Once again, the "boots on the ground" take a boot up the rear, and the senior officers who had the authority and who either gave or approved the orders skate. My Lai all over again.
The lack of, um, mass innocent civilian murders makes the comparison of Abu Graib to My Lai seem kind of... stupid?
As for the rest... well, it is on the face of it illegal to follow an illegal order. If somebody, regardless of rank, tells you to break the law, you are legally obligated to
not do it. Given that soldiers all get training on the laws of land warfare, this is a no brainer, before you even get to the "common sense" of "not sticking things in foreigners' butts." So the perpetrators need to get crushed into fine paste, regardless of if they were ordered to do it or not.
The curious thing is that all the people alleged to have ordered the soldiers to do this stuff
obviously didn't have the legal authority to do so, and even an MP right out of basic training would have known that. Intelligence agencies simply have no authority over military personnel at all. The Army's own intelligence personnel are outside the MP's chain of command, and so can't give them orders to do jack squat, either. As a captain who was a 35E (counter-intelligence officer), I couldn't order the private working at the battalion's dining facility to give me extra hash browns at breakfast; I sure as hell couldn't tell some MPs to go torture some foreigners in their free time.

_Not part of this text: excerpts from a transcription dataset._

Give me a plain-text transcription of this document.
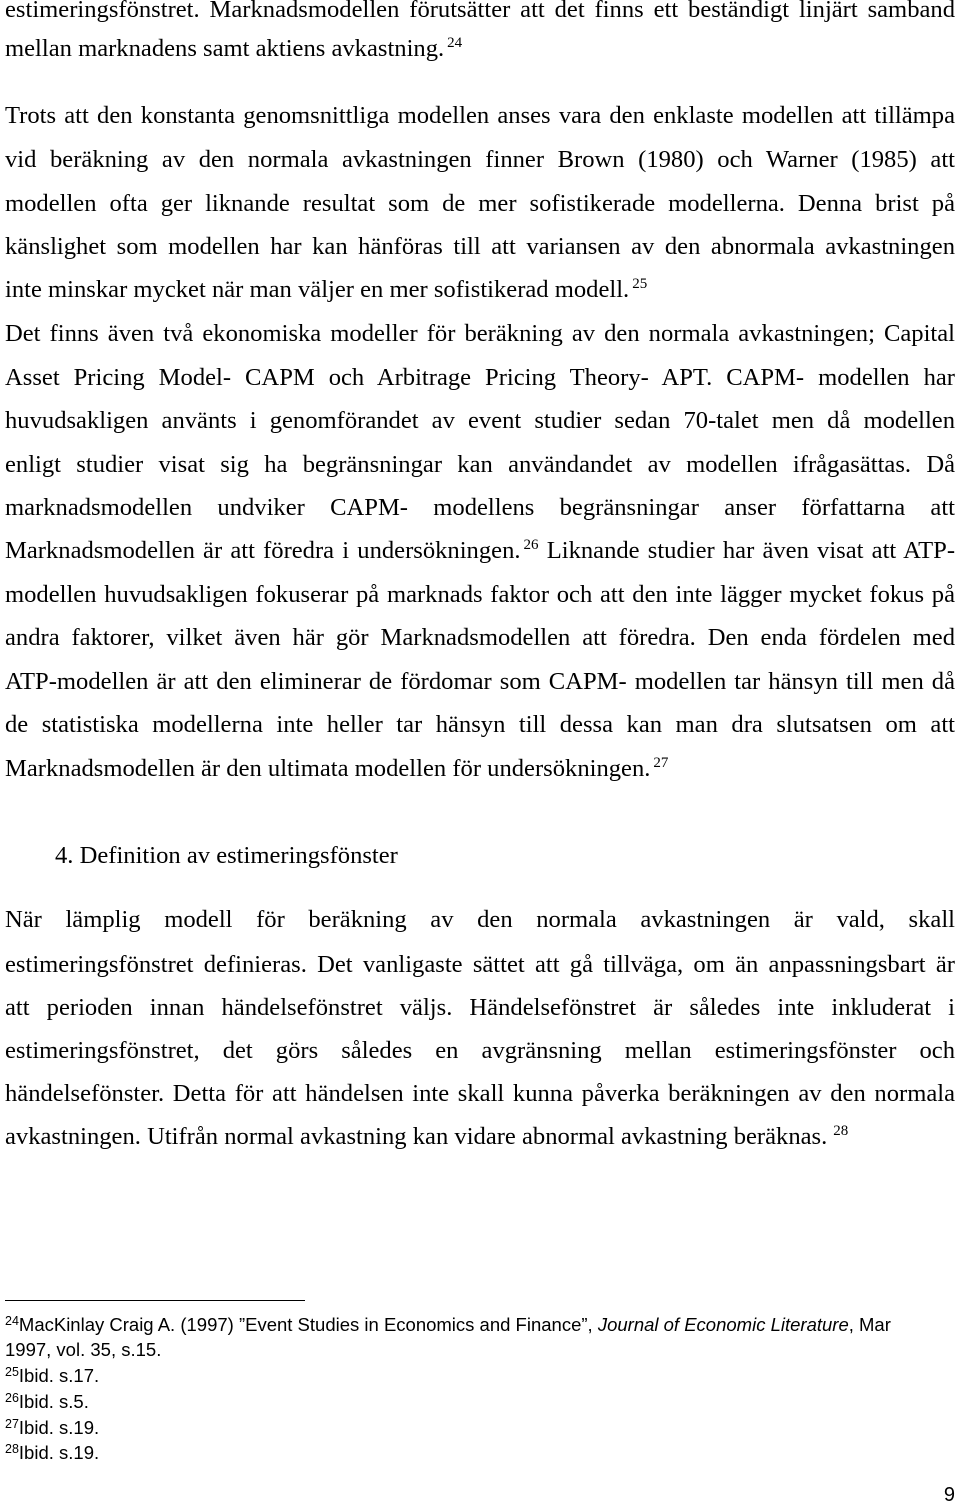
estimeringsfönstret. Marknadsmodellen förutsätter att det finns ett beständigt linjärt samband
mellan marknadens samt aktiens avkastning. $^{24}$
Trots att den konstanta genomsnittliga modellen anses vara den enklaste modellen att tillämpa
vid beräkning av den normala avkastningen finner Brown (1980) och Warner (1985) att
modellen ofta ger liknande resultat som de mer sofistikerade modellerna. Denna brist på
känslighet som modellen har kan hänföras till att variansen av den abnormala avkastningen
inte minskar mycket när man väljer en mer sofistikerad modell. $^{25}$
Det finns även två ekonomiska modeller för beräkning av den normala avkastningen; Capital
Asset Pricing Model- CAPM och Arbitrage Pricing Theory- APT. CAPM- modellen har
huvudsakligen använts i genomförandet av event studier sedan 70-talet men då modellen
enligt studier visat sig ha begränsningar kan användandet av modellen ifrågasättas. Då
marknadsmodellen undviker CAPM- modellens begränsningar anser författarna att
Marknadsmodellen är att föredra i undersökningen. $^{26}$ Liknande studier har även visat att ATP-
modellen huvudsakligen fokuserar på marknads faktor och att den inte lägger mycket fokus på
andra faktorer, vilket även här gör Marknadsmodellen att föredra. Den enda fördelen med
ATP-modellen är att den eliminerar de fördomar som CAPM- modellen tar hänsyn till men då
de statistiska modellerna inte heller tar hänsyn till dessa kan man dra slutsatsen om att
Marknadsmodellen är den ultimata modellen för undersökningen. $^{27}$
4. Definition av estimeringsfönster
När lämplig modell för beräkning av den normala avkastningen är vald, skall
estimeringsfönstret definieras. Det vanligaste sättet att gå tillväga, om än anpassningsbart är
att perioden innan händelsefönstret väljs. Händelsefönstret är således inte inkluderat i
estimeringsfönstret, det görs således en avgränsning mellan estimeringsfönster och
händelsefönster. Detta för att händelsen inte skall kunna påverka beräkningen av den normala
avkastningen. Utifrån normal avkastning kan vidare abnormal avkastning beräknas. $^{28}$
$^{24}$MacKinlay Craig A. (1997) ”Event Studies in Economics and Finance”, Journal of Economic Literature, Mar
1997, vol. 35, s.15.
$^{25}$Ibid. s.17.
$^{26}$Ibid. s.5.
$^{27}$Ibid. s.19.
$^{28}$Ibid. s.19.
9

The other curious thing is that, while I know lots of borderline-illegal things to do to people to make them more cooperative, none of them involve the crimes alleged at Abu Graib, because said crimes, while pretty bad in their own right, were both ridiculously obvious and juvenile as hell. HINT: When spooks are torturing people, they don't allow Polaroids to be taken by some ***** MP along for the ride. And their isn't any forced ass-play, either.
I think there are two possible explanations:
1) The chain of command ordered blanket cooperation with some agency or another, and that agency gave vague and stupid guidance to the MPs to treat certain prisoners crappy, and the MPs came up with moronic yet sadistic things to do, and took pictures of it because they were idiots. In this case the chain of command, the spooks, and the MPs are all responsible in their own way for what happened..

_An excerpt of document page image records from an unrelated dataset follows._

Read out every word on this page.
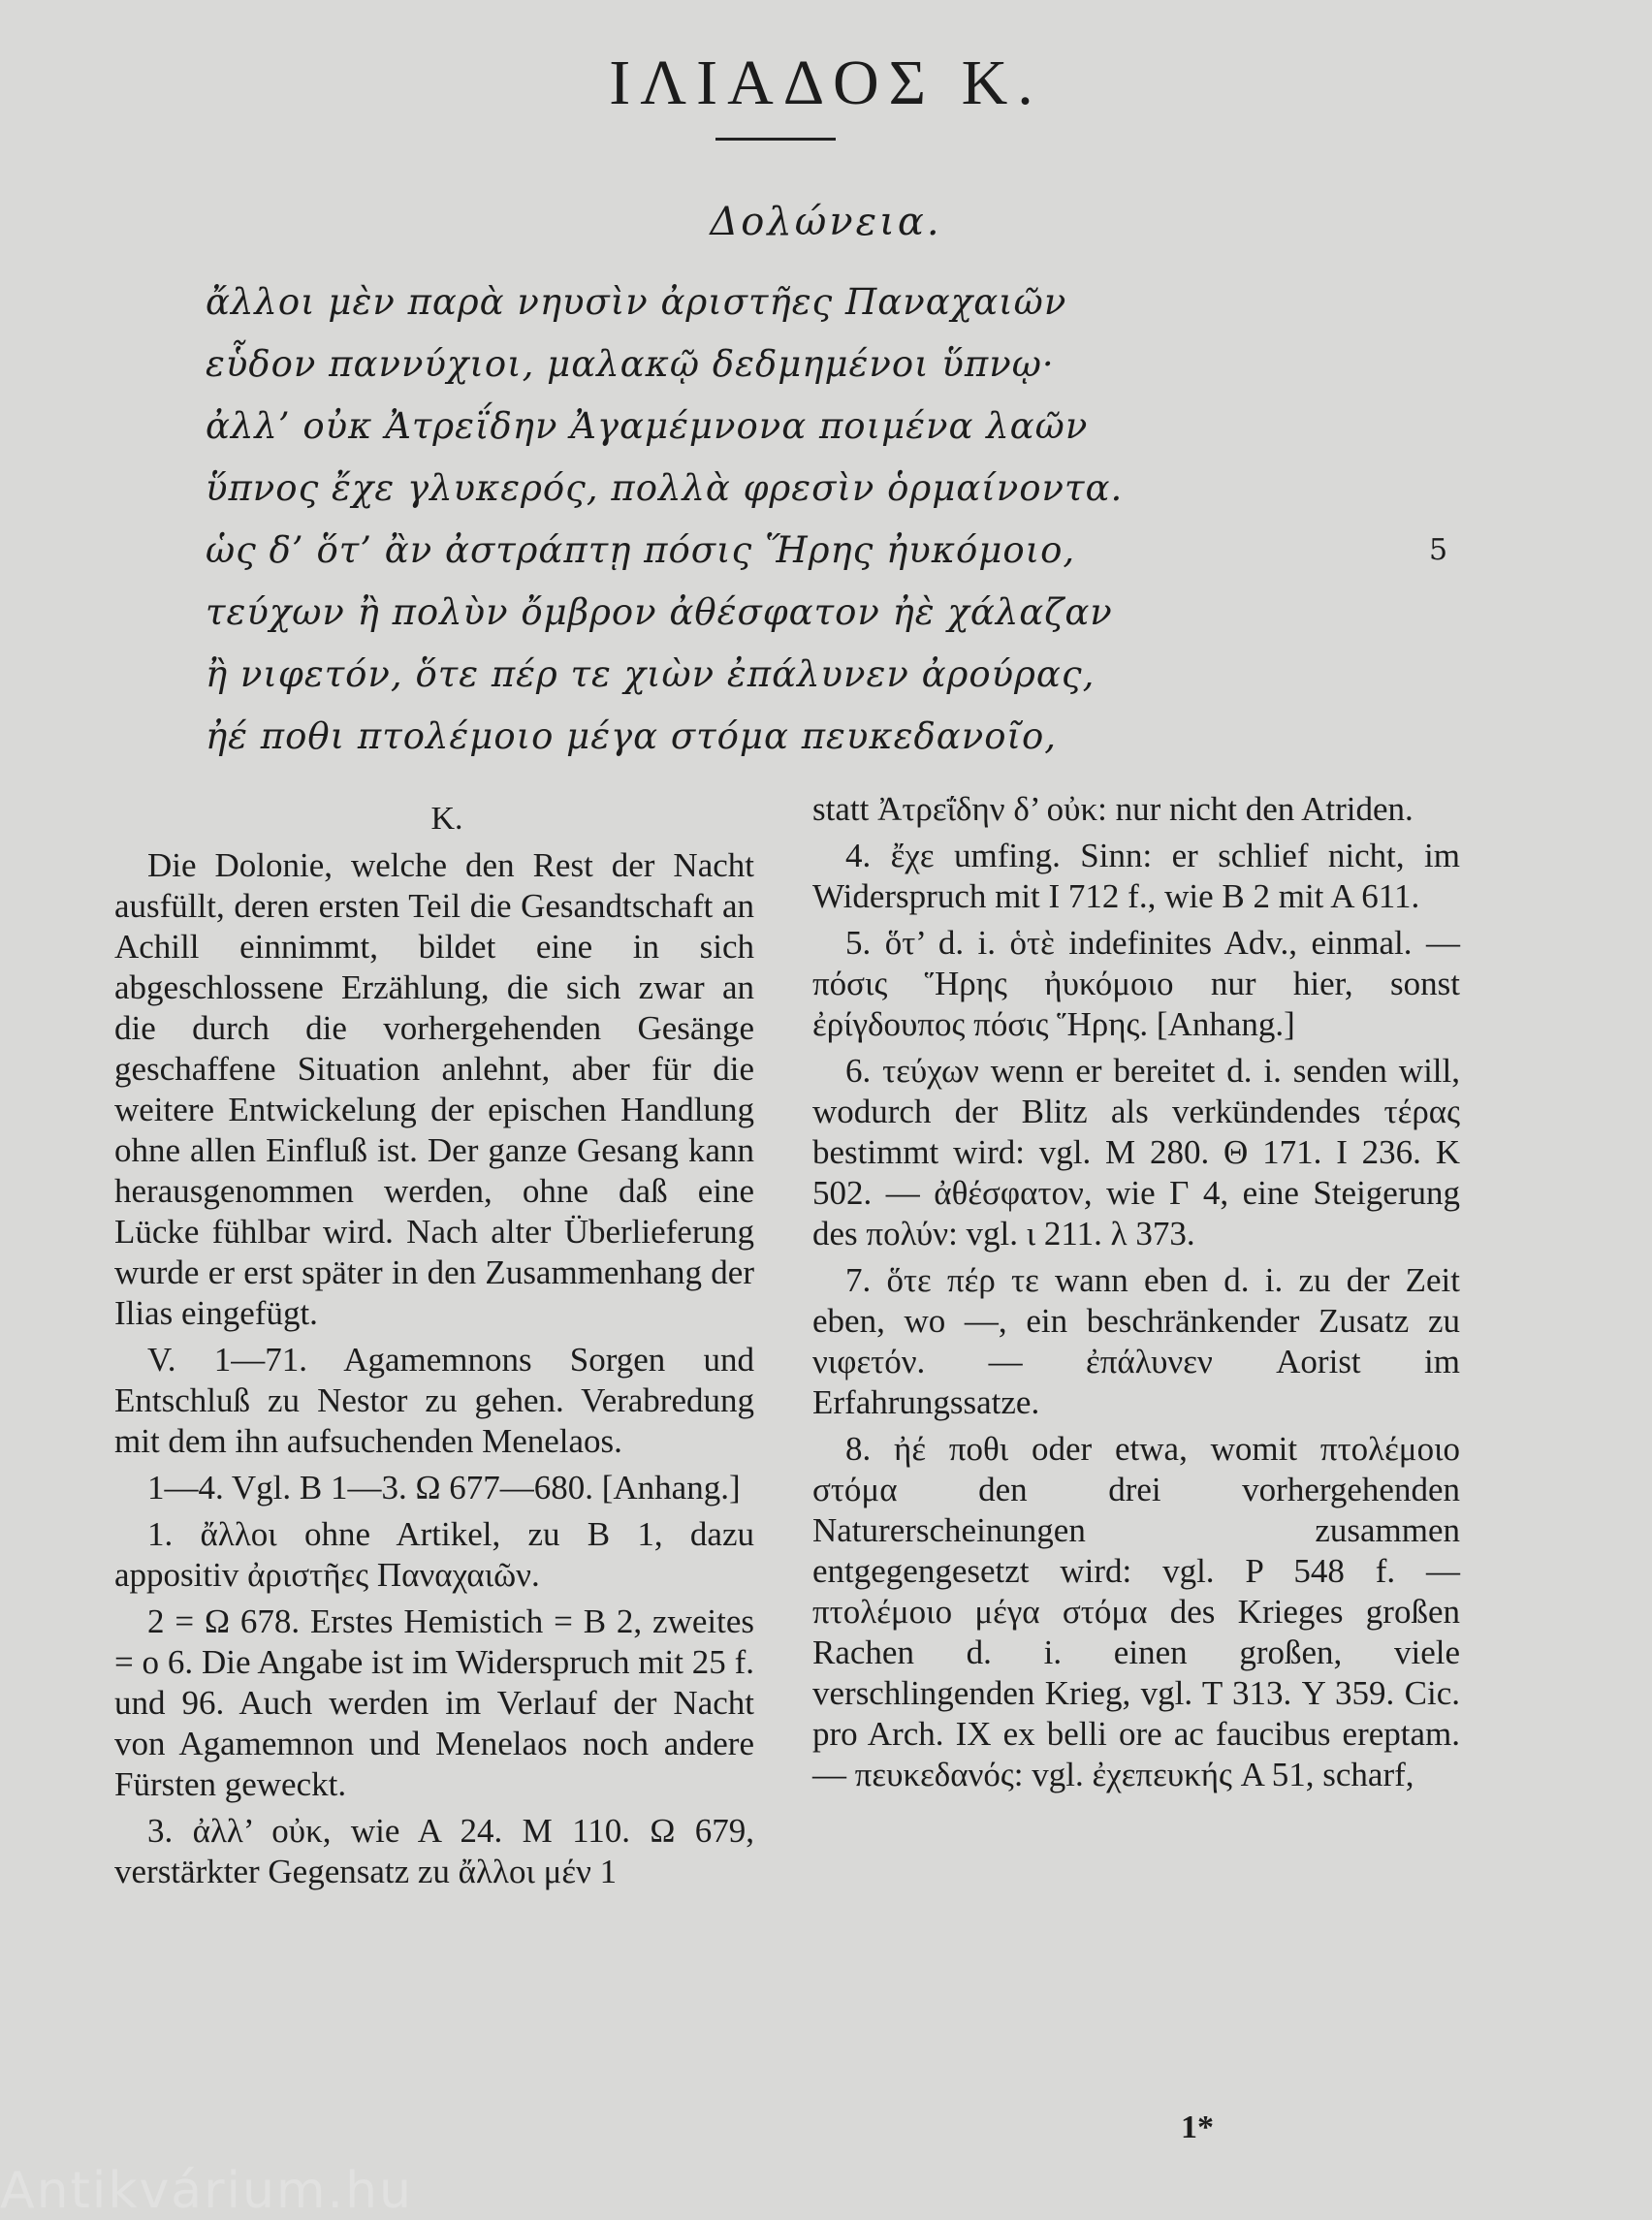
ΙΛΙΑΔΟΣ Κ.
Δολώνεια.
ἄλλοι μὲν παρὰ νηυσὶν ἀριστῆες Παναχαιῶν
εὗδον παννύχιοι, μαλακῷ δεδμημένοι ὕπνῳ·
ἀλλ’ οὐκ Ἀτρεΐδην Ἀγαμέμνονα ποιμένα λαῶν
ὕπνος ἔχε γλυκερός, πολλὰ φρεσὶν ὁρμαίνοντα.
ὡς δ’ ὅτ’ ἂν ἀστράπτῃ πόσις Ἥρης ἠυκόμοιο,	5
τεύχων ἢ πολὺν ὄμβρον ἀθέσφατον ἠὲ χάλαζαν
ἢ νιφετόν, ὅτε πέρ τε χιὼν ἐπάλυνεν ἀρούρας,
ἠέ ποθι πτολέμοιο μέγα στόμα πευκεδανοῖο,
K.

Die Dolonie, welche den Rest der Nacht ausfüllt, deren ersten Teil die Gesandtschaft an Achill einnimmt, bildet eine in sich abgeschlossene Erzählung, die sich zwar an die durch die vorhergehenden Gesänge geschaffene Situation anlehnt, aber für die weitere Entwickelung der epischen Handlung ohne allen Einfluß ist. Der ganze Gesang kann herausgenommen werden, ohne daß eine Lücke fühlbar wird. Nach alter Überlieferung wurde er erst später in den Zusammenhang der Ilias eingefügt.

V. 1—71. Agamemnons Sorgen und Entschluß zu Nestor zu gehen. Verabredung mit dem ihn aufsuchenden Menelaos.

1—4. Vgl. B 1—3. Ω 677—680. [Anhang.]

1. ἄλλοι ohne Artikel, zu B 1, dazu appositiv ἀριστῆες Παναχαιῶν.

2 = Ω 678. Erstes Hemistich = B 2, zweites = ο 6. Die Angabe ist im Widerspruch mit 25 f. und 96. Auch werden im Verlauf der Nacht von Agamemnon und Menelaos noch andere Fürsten geweckt.

3. ἀλλ’ οὐκ, wie A 24. M 110. Ω 679, verstärkter Gegensatz zu ἄλλοι μέν 1

statt Ἀτρεΐδην δ’ οὐκ: nur nicht den Atriden.

4. ἔχε umfing. Sinn: er schlief nicht, im Widerspruch mit I 712 f., wie B 2 mit A 611.

5. ὅτ’ d. i. ὁτὲ indefinites Adv., einmal. — πόσις Ἥρης ἠυκόμοιο nur hier, sonst ἐρίγδουπος πόσις Ἥρης. [Anhang.]

6. τεύχων wenn er bereitet d. i. senden will, wodurch der Blitz als verkündendes τέρας bestimmt wird: vgl. M 280. Θ 171. I 236. K 502. — ἀθέσφατον, wie Γ 4, eine Steigerung des πολύν: vgl. ι 211. λ 373.

7. ὅτε πέρ τε wann eben d. i. zu der Zeit eben, wo —, ein beschränkender Zusatz zu νιφετόν. — ἐπάλυνεν Aorist im Erfahrungssatze.

8. ἠέ ποθι oder etwa, womit πτολέμοιο στόμα den drei vorhergehenden Naturerscheinungen zusammen entgegengesetzt wird: vgl. P 548 f. — πτολέμοιο μέγα στόμα des Krieges großen Rachen d. i. einen großen, viele verschlingenden Krieg, vgl. T 313. Υ 359. Cic. pro Arch. IX ex belli ore ac faucibus ereptam. — πευκεδανός: vgl. ἐχεπευκής A 51, scharf,

1*
Antikvárium.hu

2) The chain of command was just a bunch of retards, the intel folks had nothing to do with it at all, and the MPs in question were just moronically sadistic on their own. In this case, the chain of command is responsible for being retarded, and the MPs are mostly responsible for their actions.
Torture no matter how mild is INDEFENSIBLE.

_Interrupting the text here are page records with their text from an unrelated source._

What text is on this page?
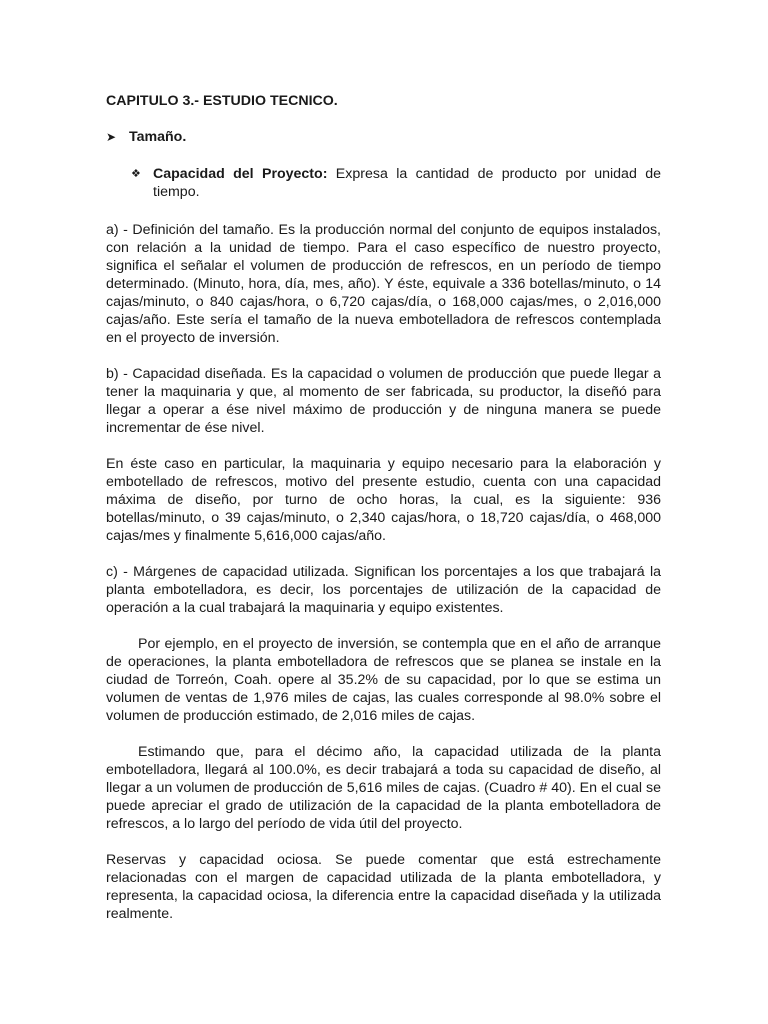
CAPITULO 3.- ESTUDIO TECNICO.
➤ Tamaño.
❖ Capacidad del Proyecto: Expresa la cantidad de producto por unidad de tiempo.

a) - Definición del tamaño. Es la producción normal del conjunto de equipos instalados, con relación a la unidad de tiempo. Para el caso específico de nuestro proyecto, significa el señalar el volumen de producción de refrescos, en un período de tiempo determinado. (Minuto, hora, día, mes, año). Y éste, equivale a 336 botellas/minuto, o 14 cajas/minuto, o 840 cajas/hora, o 6,720 cajas/día, o 168,000 cajas/mes, o 2,016,000 cajas/año. Este sería el tamaño de la nueva embotelladora de refrescos contemplada en el proyecto de inversión.

b) - Capacidad diseñada. Es la capacidad o volumen de producción que puede llegar a tener la maquinaria y que, al momento de ser fabricada, su productor, la diseñó para llegar a operar a ése nivel máximo de producción y de ninguna manera se puede incrementar de ése nivel.

En éste caso en particular, la maquinaria y equipo necesario para la elaboración y embotellado de refrescos, motivo del presente estudio, cuenta con una capacidad máxima de diseño, por turno de ocho horas, la cual, es la siguiente: 936 botellas/minuto, o 39 cajas/minuto, o 2,340 cajas/hora, o 18,720 cajas/día, o 468,000 cajas/mes y finalmente 5,616,000 cajas/año.

c) - Márgenes de capacidad utilizada. Significan los porcentajes a los que trabajará la planta embotelladora, es decir, los porcentajes de utilización de la capacidad de operación a la cual trabajará la maquinaria y equipo existentes.

Por ejemplo, en el proyecto de inversión, se contempla que en el año de arranque de operaciones, la planta embotelladora de refrescos que se planea se instale en la ciudad de Torreón, Coah. opere al 35.2% de su capacidad, por lo que se estima un volumen de ventas de 1,976 miles de cajas, las cuales corresponde al 98.0% sobre el volumen de producción estimado, de 2,016 miles de cajas.

Estimando que, para el décimo año, la capacidad utilizada de la planta embotelladora, llegará al 100.0%, es decir trabajará a toda su capacidad de diseño, al llegar a un volumen de producción de 5,616 miles de cajas. (Cuadro # 40). En el cual se puede apreciar el grado de utilización de la capacidad de la planta embotelladora de refrescos, a lo largo del período de vida útil del proyecto.

Reservas y capacidad ociosa. Se puede comentar que está estrechamente relacionadas con el margen de capacidad utilizada de la planta embotelladora, y representa, la capacidad ociosa, la diferencia entre la capacidad diseñada y la utilizada realmente.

Um, if it is mild, it is by definition
not torture.
Main Entry: 1tor·ture
Pronunciation: 'tor-ch&r
Function: noun
Etymology: French, from Late Latin tortura, from Latin tortus, past participle of torquEre to twist; probably akin to Old High German drAhsil turner, Greek atraktos spindle
1 a : anguish of body or mind : AGONY b : something that causes agony or pain
2 : the infliction of intense pain (as from burning, crushing, or wounding) to punish, coerce, or afford sadistic pleasure
International law is in line with this, e.g.:
The "United Nations Convention against Torture and Other Cruel, Inhuman or Degrading Treatment or Punishment"(UNCAT) June 1987:
Article 1
1. Any act by which severe pain or suffering, whether physical or mental, is intentionally inflicted on a person for such purposes as obtaining from him or a third person information or a confession, punishing him for an act he or a third person has committed or is suspected of having committed, or intimidating or coercing him or a third person, or for any reason based on discrimination of any kind, when such pain or suffering is inflicted by or at the instigation of or with the consent or acquiescence of a public official or other person acting in an official capacity. It does not include pain or suffering arising only from, inherent in or incidental to lawful sanctions.